Book Synopsis The Expression of Possession by : William B. McGregor
Download or read book The Expression of Possession written by William B. McGregor and published by Walter de Gruyter. This book was released on 2010-01-13 with total page 445 pages. Available in PDF, EPUB and Kindle. Book excerpt: This collection of nine original articles deals with the expression of possession at various levels of grammar, morphological, phrasal, and syntactic, and from a typologically diverse range of languages (including Germanic, Oceanic, Meso-American, and Australian Aboriginal). There are two main aims. The first is to reveal something of the range of constructions employed cross-linguistically in the expression of possession, and second, to present an understanding of the possessive relation itself as a cognitive and linguistic phenomenon. A guiding principle in the selection of contributors has been to invite linguists whose research, while not necessarily directly dealing with possession, touches on it, and indicates that they are likely to provide fresh perspectives on this well-trodden field.
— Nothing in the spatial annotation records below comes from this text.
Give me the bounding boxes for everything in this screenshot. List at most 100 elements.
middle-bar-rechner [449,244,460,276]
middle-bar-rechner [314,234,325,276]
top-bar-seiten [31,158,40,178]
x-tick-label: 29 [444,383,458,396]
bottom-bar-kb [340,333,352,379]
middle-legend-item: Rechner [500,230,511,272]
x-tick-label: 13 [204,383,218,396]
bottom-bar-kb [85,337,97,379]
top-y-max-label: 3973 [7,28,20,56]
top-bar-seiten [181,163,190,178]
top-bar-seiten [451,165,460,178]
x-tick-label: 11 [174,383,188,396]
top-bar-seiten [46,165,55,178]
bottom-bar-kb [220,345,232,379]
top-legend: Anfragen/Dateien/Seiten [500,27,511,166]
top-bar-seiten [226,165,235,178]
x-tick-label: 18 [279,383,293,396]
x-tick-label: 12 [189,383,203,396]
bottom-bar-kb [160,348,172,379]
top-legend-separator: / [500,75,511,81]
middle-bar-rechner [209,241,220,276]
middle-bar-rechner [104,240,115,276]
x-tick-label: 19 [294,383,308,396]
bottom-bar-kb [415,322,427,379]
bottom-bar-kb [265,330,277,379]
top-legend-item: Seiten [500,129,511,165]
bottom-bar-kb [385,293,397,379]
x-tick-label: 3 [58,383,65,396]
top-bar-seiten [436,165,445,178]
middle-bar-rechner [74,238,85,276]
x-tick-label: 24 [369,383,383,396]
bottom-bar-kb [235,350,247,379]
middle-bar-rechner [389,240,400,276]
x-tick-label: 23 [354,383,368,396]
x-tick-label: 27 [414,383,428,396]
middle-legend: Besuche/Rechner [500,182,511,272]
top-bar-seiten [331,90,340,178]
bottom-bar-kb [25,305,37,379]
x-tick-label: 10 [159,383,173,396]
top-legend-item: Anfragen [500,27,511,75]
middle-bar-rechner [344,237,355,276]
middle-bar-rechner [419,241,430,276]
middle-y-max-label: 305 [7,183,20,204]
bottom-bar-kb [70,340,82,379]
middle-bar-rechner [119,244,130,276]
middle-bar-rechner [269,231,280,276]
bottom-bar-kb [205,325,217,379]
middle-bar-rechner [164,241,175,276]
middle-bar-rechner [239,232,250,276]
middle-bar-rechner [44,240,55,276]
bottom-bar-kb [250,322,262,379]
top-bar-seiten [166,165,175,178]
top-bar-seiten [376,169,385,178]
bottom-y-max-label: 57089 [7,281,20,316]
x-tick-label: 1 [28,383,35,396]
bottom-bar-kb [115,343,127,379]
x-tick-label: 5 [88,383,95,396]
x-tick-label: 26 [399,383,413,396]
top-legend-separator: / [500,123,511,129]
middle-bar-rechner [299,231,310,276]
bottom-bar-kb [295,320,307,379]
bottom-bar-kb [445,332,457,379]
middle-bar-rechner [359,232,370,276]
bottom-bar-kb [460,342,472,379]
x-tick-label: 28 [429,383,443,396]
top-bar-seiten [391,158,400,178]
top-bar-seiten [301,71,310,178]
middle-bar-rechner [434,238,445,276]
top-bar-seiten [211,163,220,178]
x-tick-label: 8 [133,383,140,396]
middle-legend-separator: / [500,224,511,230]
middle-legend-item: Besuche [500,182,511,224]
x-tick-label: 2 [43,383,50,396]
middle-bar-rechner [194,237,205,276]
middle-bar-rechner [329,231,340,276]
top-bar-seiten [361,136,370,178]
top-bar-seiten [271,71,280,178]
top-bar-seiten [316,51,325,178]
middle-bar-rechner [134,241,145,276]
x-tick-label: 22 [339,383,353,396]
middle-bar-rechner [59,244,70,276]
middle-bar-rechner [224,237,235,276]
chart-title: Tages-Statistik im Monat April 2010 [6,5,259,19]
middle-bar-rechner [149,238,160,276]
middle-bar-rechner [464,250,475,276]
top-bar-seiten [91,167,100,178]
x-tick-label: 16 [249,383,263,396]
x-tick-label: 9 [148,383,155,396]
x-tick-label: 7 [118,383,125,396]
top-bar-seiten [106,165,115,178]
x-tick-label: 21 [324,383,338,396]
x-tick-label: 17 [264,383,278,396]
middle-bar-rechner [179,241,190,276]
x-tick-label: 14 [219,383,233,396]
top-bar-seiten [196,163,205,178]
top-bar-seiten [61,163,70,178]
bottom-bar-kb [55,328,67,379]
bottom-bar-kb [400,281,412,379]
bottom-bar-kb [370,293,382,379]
Key features: William McGregor is a well known expert in this fíeld of research Possession is a paradigm for studies on typology, ethnology etc., because a multitude of linguistic and cultural varieties are reflected in this field new series textbook
Download or read book Person written by Anna Siewierska and published by Cambridge University Press. This book was released on 2004-07 with total page 354 pages. Available in PDF, EPUB and Kindle. Book excerpt: This textbook deals with the grammatical category of person, which covers the first person, the second person, and the third person. Drawing on data from over 700 languages, Anna Siewierska compares the use of person within and across different languages, and examines the factors underlying this variation. She shows how person forms vary in substance, in the nature of the semantic distinctions they convey, in how they are used in sentences and discourse, and in the way they function to convey social distinctions. By looking at different types of person forms in the grammatical and social contexts in which they are used, this book documents an underlying unity between them, arguing against the treatment of person markers based on arbitrary sets of morphological and syntactic properties. Clearly organized and accessibly written, it will be welcomed by students and scholars of linguistics, particularly those interested in grammatical categories and their use.